The year is 12011. Two hikers cut through a stretch of
cactus-filled desert outside what was once the small town of Van Horn,
near the Mexican border, in West Texas. After walking for the better
part of a day under a relentless sun, they struggle up a craggy
limestone ridge. Finally they come to an opening in the rock, the mouth
of what appears to be a long, deep tunnel.
As they head into the shadows, not quite knowing where the tunnel
will lead, the sudden darkness and the drop in temperature startle their
senses. After a few minutes the hikers reach a cool chamber dimly lit
from above. A tall column of strange shiny metal gears and rods rises
hundreds of meters above them. Steps cut into the walls spiral upward,
and the hikers ascend until they reach a platform. A black globe
suspended above depicts the night sky, encircled by metal disks that
indicate the year and the century.
A giant metal wheel sits in the middle of the platform, and the
visitors each grasp a handle that juts out from its smooth edges. For
the next several hours, they push and walk and push and walk in a
circle, methodically, silently, until the wheel will turn no further.

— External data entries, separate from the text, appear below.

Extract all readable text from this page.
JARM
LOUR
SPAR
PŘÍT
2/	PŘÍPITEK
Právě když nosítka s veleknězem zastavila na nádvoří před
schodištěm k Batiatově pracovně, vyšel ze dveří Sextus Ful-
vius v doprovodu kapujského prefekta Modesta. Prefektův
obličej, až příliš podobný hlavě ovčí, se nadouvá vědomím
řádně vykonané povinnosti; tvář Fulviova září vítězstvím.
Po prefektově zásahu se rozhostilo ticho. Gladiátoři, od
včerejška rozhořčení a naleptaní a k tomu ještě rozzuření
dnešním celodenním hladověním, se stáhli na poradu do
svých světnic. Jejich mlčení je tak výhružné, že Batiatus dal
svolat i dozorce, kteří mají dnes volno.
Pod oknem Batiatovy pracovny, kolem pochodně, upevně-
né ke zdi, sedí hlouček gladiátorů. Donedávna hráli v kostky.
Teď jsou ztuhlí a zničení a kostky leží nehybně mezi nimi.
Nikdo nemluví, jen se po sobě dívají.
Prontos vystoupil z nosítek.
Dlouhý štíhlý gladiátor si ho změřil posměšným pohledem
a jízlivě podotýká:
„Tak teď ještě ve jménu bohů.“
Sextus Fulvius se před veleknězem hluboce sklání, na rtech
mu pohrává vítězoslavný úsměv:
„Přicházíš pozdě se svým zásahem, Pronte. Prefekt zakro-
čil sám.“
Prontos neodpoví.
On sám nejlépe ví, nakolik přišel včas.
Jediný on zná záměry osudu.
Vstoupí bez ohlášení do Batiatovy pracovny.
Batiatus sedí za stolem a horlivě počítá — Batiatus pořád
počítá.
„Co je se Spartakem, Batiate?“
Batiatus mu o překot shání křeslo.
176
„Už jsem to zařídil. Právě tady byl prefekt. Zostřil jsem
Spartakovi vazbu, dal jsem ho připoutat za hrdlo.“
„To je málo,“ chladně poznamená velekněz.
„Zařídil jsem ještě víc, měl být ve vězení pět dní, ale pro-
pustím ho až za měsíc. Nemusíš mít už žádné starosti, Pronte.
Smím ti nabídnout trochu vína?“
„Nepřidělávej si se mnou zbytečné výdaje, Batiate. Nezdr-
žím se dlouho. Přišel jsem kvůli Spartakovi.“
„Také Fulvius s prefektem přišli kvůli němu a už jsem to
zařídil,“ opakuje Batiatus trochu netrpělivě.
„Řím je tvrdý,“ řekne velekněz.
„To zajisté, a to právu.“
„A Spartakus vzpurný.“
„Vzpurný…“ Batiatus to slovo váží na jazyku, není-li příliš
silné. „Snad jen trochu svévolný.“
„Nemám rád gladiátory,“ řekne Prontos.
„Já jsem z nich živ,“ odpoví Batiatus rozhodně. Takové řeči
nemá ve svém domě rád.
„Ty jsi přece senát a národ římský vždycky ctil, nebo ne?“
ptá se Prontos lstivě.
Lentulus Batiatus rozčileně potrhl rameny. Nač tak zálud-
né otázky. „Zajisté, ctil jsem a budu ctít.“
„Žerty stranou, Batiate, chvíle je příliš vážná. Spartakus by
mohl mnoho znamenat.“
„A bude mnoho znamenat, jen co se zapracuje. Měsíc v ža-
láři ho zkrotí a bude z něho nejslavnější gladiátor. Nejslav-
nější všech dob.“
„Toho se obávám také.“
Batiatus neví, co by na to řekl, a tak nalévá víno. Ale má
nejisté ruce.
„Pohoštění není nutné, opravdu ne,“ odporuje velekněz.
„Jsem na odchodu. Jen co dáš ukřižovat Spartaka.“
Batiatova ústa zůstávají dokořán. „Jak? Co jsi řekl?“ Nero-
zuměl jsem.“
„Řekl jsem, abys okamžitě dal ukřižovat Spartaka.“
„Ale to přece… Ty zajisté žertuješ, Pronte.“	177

Exhausted, they rest on the platform and drift off to sleep. At noon the
next day, they’re suddenly awakened by the ethereal tones of chiming
bells.
It sounds like science fiction, but this is the real vision for the
10 000-Year Clock, a monument-size mechanical clock designed to measure
time for 10 millennia. Danny Hillis, an electrical engineer with three
degrees from MIT who pioneered parallel supercomputers at Thinking
Machines Corp., worked for Walt Disney Imagineering, and then cofounded
the consultancy Applied Minds, dreamed up the project in 1995 to get
people thinking more about the distant future. But the clock is no
longer just a thought experiment. In a cluttered machine shop near a
Starbucks in San Rafael, Calif., it’s finally ticking to life.